Ce second volume de l’enquête monumentale du Chevalier Roger Gougenot des Mousseaux approfondit l’étude des pratiques occultes, en s’intéressant aux instruments, agents et méthodes de la magie. Dans une perspective historique et théologique, l’auteur explore les médiateurs humains et surnaturels, depuis l’Antiquité jusqu’à son époque, afin de démontrer la continuité et la nature véritable de ces phénomènes.
Il décrit d’abord les médiums et leurs prédispositions physiologiques, en comparant les pratiques contemporaines avec celles des civilisations anciennes, notamment les temples et les rituels de divination. Il s’arrête sur les moyens matériels de la magie – sommeil divinatoire, bâton sacerdotal, rites de guérison – pour montrer que ces procédés, loin d’être des superstitions isolées, s’inscrivent dans une logique universelle d’invocation de puissances invisibles.

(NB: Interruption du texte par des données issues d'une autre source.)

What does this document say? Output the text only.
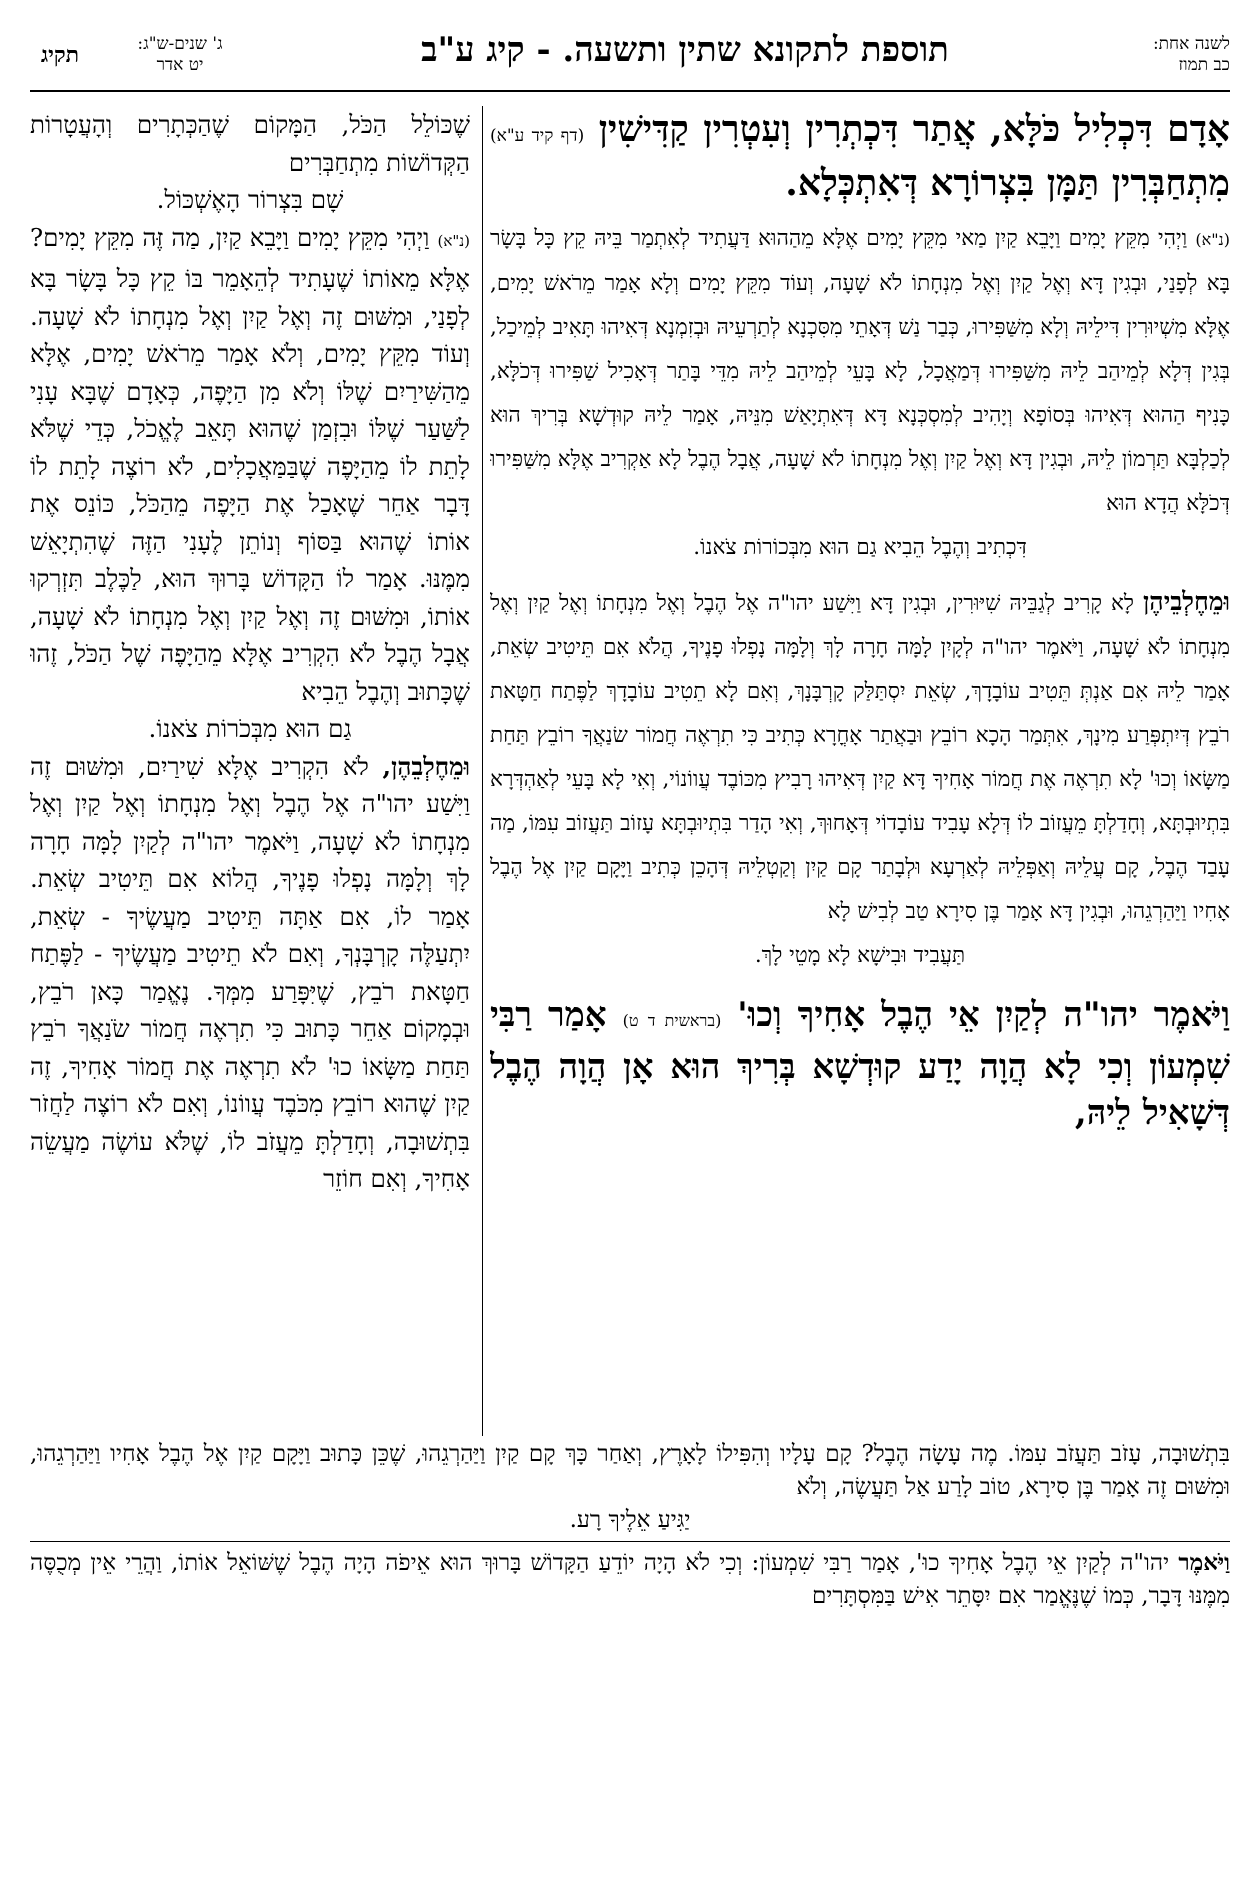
לשנה אחת:
כב תמוז
תוספת לתקונא שתין ותשעה. - קיג ע"ב
ג' שנים-ש"ג:
יט אדר
תקיג

אָדָם דִּכְלִיל כֹּלָּא, אֲתַר דִּכְתְרִין וְעִטְרִין קַדִּישִׁין (דף קיד ע"א) מִתְחַבְּרִין תַּמָּן בִּצְרוֹרָא דְּאִתְכְּלָא.

(נ"א) וַיְהִי מִקֵּץ יָמִים וַיָּבֵא קַיִן מַאי מִקֵּץ יָמִים אֶלָּא מֵהַהוּא דַּעֲתִיד לְאִתְמַר בֵּיהּ קֵץ כָּל בָּשָׂר בָּא לְפָנַי, וּבְגִין דָּא וְאֶל קַיִן וְאֶל מִנְחָתוֹ לֹא שָׁעָה, וְעוֹד מִקֵּץ יָמִים וְלָא אָמַר מֵרֹאשׁ יָמִים, אֶלָּא מִשְׁיוּרִין דִּילֵיהּ וְלָא מִשַּׁפִּירוּ, כְּבַר נַשׁ דְּאָתֵי מִסִּכְנָא לְתַרְעֵיהּ וּבְזִמְנָא דְּאִיהוּ תָּאִיב לְמֵיכַל, בְּגִין דְּלָא לְמֵיהַב לֵיהּ מִשַּׁפִּירוּ דְּמַאֲכָל, לָא בָּעֵי לְמֵיהַב לֵיהּ מִדֵּי בָּתַר דְּאָכִיל שַׁפִּירוּ דְּכֹלָּא, כָּנִיף הַהוּא דְּאִיהוּ בְּסוֹפָא וְיָהִיב לְמִסְכְּנָא דָּא דְּאִתְיָאַשׁ מִנֵּיהּ, אָמַר לֵיהּ קוּדְשָׁא בְּרִיךְ הוּא לְכַלְבָּא תַּרְמוֹן לֵיהּ, וּבְגִין דָּא וְאֶל קַיִן וְאֶל מִנְחָתוֹ לֹא שָׁעָה, אֲבָל הֶבֶל לָא אַקְרִיב אֶלָּא מִשַּׁפִּירוּ דְּכֹלָּא הֲדָא הוּא

דִּכְתִיב וְהֶבֶל הֵבִיא גַם הוּא מִבְּכוֹרוֹת צֹאנוֹ.

וּמֵחֶלְבֵיהֶן לָא קָרִיב לְגַבֵּיהּ שִׁיּוּרִין, וּבְגִין דָּא וַיִּשַׁע יהו"ה אֶל הֶבֶל וְאֶל מִנְחָתוֹ וְאֶל קַיִן וְאֶל מִנְחָתוֹ לֹא שָׁעָה, וַיֹּאמֶר יהו"ה לְקָיִן לָמָּה חָרָה לָךְ וְלָמָּה נָפְלוּ פָנֶיךָ, הֲלֹא אִם תֵּיטִיב שְׂאֵת, אָמַר לֵיהּ אִם אַנְתְּ תֵּטִיב עוֹבָדָךְ, שְׂאֵת יִסְתַּלַּק קָרְבָּנָךְ, וְאִם לָא תֵטִיב עוֹבָדָךְ לַפֶּתַח חַטָּאת רֹבֵץ דְּיִתְפְּרַע מִינָךְ, אִתְּמַר הָכָא רוֹבֵץ וּבַאֲתַר אָחֳרָא כְּתִיב כִּי תִרְאֶה חֲמוֹר שׂנַאֲךָ רוֹבֵץ תַּחַת מַשָּׂאוֹ וְכוּ' לָא תִרְאֶה אֶת חֲמוֹר אָחִיךָ דָּא קַיִן דְּאִיהוּ רָבִיץ מִכּוֹבֶד עֲווֹנוֹי, וְאִי לָא בָּעֵי לְאַהְדְּרָא בִּתְיוּבְתָּא, וְחָדַלְתָּ מֵעֲזוֹב לוֹ דְּלָא עָבִיד עוֹבָדוֹי דְּאָחוּךְ, וְאִי הָדַר בִּתְיוּבְתָּא עָזוֹב תַּעֲזוֹב עִמּוֹ, מַה עָבַד הֶבֶל, קָם עֲלֵיהּ וְאַפְּלֵיהּ לְאַרְעָא וּלְבָתַר קָם קַיִן וְקַטְלֵיהּ דְּהָכֵן כְּתִיב וַיָּקָם קַיִן אֶל הֶבֶל אָחִיו וַיַּהַרְגֵהוּ, וּבְגִין דָּא אָמַר בֶּן סִירָא טַב לְבִישׁ לָא

תַּעֲבִיד וּבִישָׁא לָא מָטֵי לָךְ.

וַיֹּאמֶר יהו"ה לְקַיִן אֵי הֶבֶל אָחִיךָ וְכוּ' (בראשית ד ט) אָמַר רַבִּי שִׁמְעוֹן וְכִי לָא הֲוָה יָדַע קוּדְשָׁא בְּרִיךְ הוּא אָן הֲוָה הֶבֶל דְּשָׁאִיל לֵיהּ,

שֶׁכּוֹלֵל הַכֹּל, הַמָּקוֹם שֶׁהַכְּתָרִים וְהָעֲטָרוֹת הַקְּדוֹשׁוֹת מִתְחַבְּרִים

שָׁם בִּצְרוֹר הָאֶשְׁכּוֹל.

(נ"א) וַיְהִי מִקֵּץ יָמִים וַיָּבֵא קַיִן, מַה זֶּה מִקֵּץ יָמִים? אֶלָּא מֵאוֹתוֹ שֶׁעָתִיד לְהֵאָמֵר בּוֹ קֵץ כָּל בָּשָׂר בָּא לְפָנַי, וּמִשּׁוּם זֶה וְאֶל קַיִן וְאֶל מִנְחָתוֹ לֹא שָׁעָה. וְעוֹד מִקֵּץ יָמִים, וְלֹא אָמַר מֵרֹאשׁ יָמִים, אֶלָּא מֵהַשִּׁירַיִם שֶׁלּוֹ וְלֹא מִן הַיָּפֶה, כְּאָדָם שֶׁבָּא עָנִי לַשַּׁעַר שֶׁלּוֹ וּבִזְמַן שֶׁהוּא תָּאֵב לֶאֱכֹל, כְּדֵי שֶׁלֹּא לָתֵת לוֹ מֵהַיָּפֶה שֶׁבַּמַּאֲכָלִים, לֹא רוֹצֶה לָתֵת לוֹ דָּבָר אַחֵר שֶׁאָכַל אֶת הַיָּפֶה מֵהַכֹּל, כּוֹנֵס אֶת אוֹתוֹ שֶׁהוּא בַּסּוֹף וְנוֹתֵן לֶעָנִי הַזֶּה שֶׁהִתְיָאֵשׁ מִמֶּנּוּ. אָמַר לוֹ הַקָּדוֹשׁ בָּרוּךְ הוּא, לַכֶּלֶב תִּזְרְקוּ אוֹתוֹ, וּמִשּׁוּם זֶה וְאֶל קַיִן וְאֶל מִנְחָתוֹ לֹא שָׁעָה, אֲבָל הֶבֶל לֹא הִקְרִיב אֶלָּא מֵהַיָּפֶה שֶׁל הַכֹּל, זֶהוּ שֶׁכָּתוּב וְהֶבֶל הֵבִיא

גַם הוּא מִבְּכֹרוֹת צֹאנוֹ.

וּמֵחֶלְבֵהֶן, לֹא הִקְרִיב אֶלָּא שִׁירַיִם, וּמִשּׁוּם זֶה וַיִּשַׁע יהו"ה אֶל הֶבֶל וְאֶל מִנְחָתוֹ וְאֶל קַיִן וְאֶל מִנְחָתוֹ לֹא שָׁעָה, וַיֹּאמֶר יהו"ה לְקַיִן לָמָּה חָרָה לָךְ וְלָמָּה נָפְלוּ פָנֶיךָ, הֲלוֹא אִם תֵּיטִיב שְׂאֵת. אָמַר לוֹ, אִם אַתָּה תֵּיטִיב מַעֲשֶׂיךָ - שְׂאֵת, יִתְעַלֶּה קָרְבָּנְךָ, וְאִם לֹא תֵיטִיב מַעֲשֶׂיךָ - לַפֶּתַח חַטָּאת רֹבֵץ, שֶׁיִּפָּרַע מִמְּךָ. נֶאֱמַר כָּאן רֹבֵץ, וּבְמָקוֹם אַחֵר כָּתוּב כִּי תִרְאֶה חֲמוֹר שֹׂנַאֲךָ רֹבֵץ תַּחַת מַשָּׂאוֹ כוּ' לֹא תִרְאֶה אֶת חֲמוֹר אָחִיךָ, זֶה קַיִן שֶׁהוּא רוֹבֵץ מִכֹּבֶד עֲווֹנוֹ, וְאִם לֹא רוֹצֶה לַחֲזֹר בִּתְשׁוּבָה, וְחָדַלְתָּ מֵעֲזֹב לוֹ, שֶׁלֹּא עוֹשֶׂה מַעֲשֵׂה אָחִיךָ, וְאִם חוֹזֵר

בִּתְשׁוּבָה, עָזֹב תַּעֲזֹב עִמּוֹ. מֶה עָשָׂה הֶבֶל? קָם עָלָיו וְהִפִּילוֹ לָאָרֶץ, וְאַחַר כָּךְ קָם קַיִן וַיַּהַרְגֵהוּ, שֶׁכֵּן כָּתוּב וַיָּקָם קַיִן אֶל הֶבֶל אָחִיו וַיַּהַרְגֵהוּ, וּמִשּׁוּם זֶה אָמַר בֶּן סִירָא, טוֹב לָרַע אַל תַּעֲשֶׂה, וְלֹא

יַגִּיעַ אֵלֶיךָ רָע.

וַיֹּאמֶר יהו"ה לְקַיִן אֵי הֶבֶל אָחִיךָ כוּ', אָמַר רַבִּי שִׁמְעוֹן: וְכִי לֹא הָיָה יוֹדֵעַ הַקָּדוֹשׁ בָּרוּךְ הוּא אֵיפֹה הָיָה הֶבֶל שֶׁשּׁוֹאֵל אוֹתוֹ, וַהֲרֵי אֵין מְכֻסֶּה מִמֶּנּוּ דָּבָר, כְּמוֹ שֶׁנֶּאֱמַר אִם יִסָּתֵר אִישׁ בַּמִּסְתָּרִים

Une large partie de l’ouvrage est consacrée aux hallucinations, aux visions et aux phénomènes extraordinaires rapportés par des témoins et parfois même étudiés par des savants. Gougenot des Mousseaux confronte ces récits aux analyses médicales et philosophiques de son temps, distinguant les illusions naturelles des manifestations préternaturelles. Il met en lumière le rôle des savants, parfois dupes, parfois complices, qui attribuent ces phénomènes à des causes naturelles alors qu’ils relèvent, selon lui, de l’influence démoniaque.
L’auteur aborde ensuite le thème du « fantôme humain » et du « principe vital », notions qui concernent la double présence de l’homme, la projection de son image et la persistance d’une forme spirituelle. Par des exemples puisés dans l’histoire, la médecine et les traditions religieuses, il propose une analyse critique de ce qu’on appellerait aujourd’hui des expériences paranormales. Pour lui, ces manifestations ne sont pas des illusions psychiques, mais des interventions occultes contraires à la foi catholique.
L’ensemble du livre constitue une réfutation vigoureuse du naturalisme et du rationalisme qui prétendaient expliquer ces phénomènes par des causes matérielles ou psychologiques. Gougenot des Mousseaux y oppose la doctrine de l’Église, rappelant que seuls les miracles divins sont porteurs de vérité et de salut, tandis que les prodiges de la magie, même revêtus d’une apparence de science, ne sont que des séductions de l’esprit du mal.
Ce second volume de l’enquête sur la magie décrit les médiums, les hallucinations et les apparitions spectrales, ainsi que la question du « fantôme humain » et du « principe vital ». Gougenot des Mousseaux y dénonce l’influence démoniaque cachée derrière des pratiques que les rationalistes attribuaient à la nature ou à la psychologie.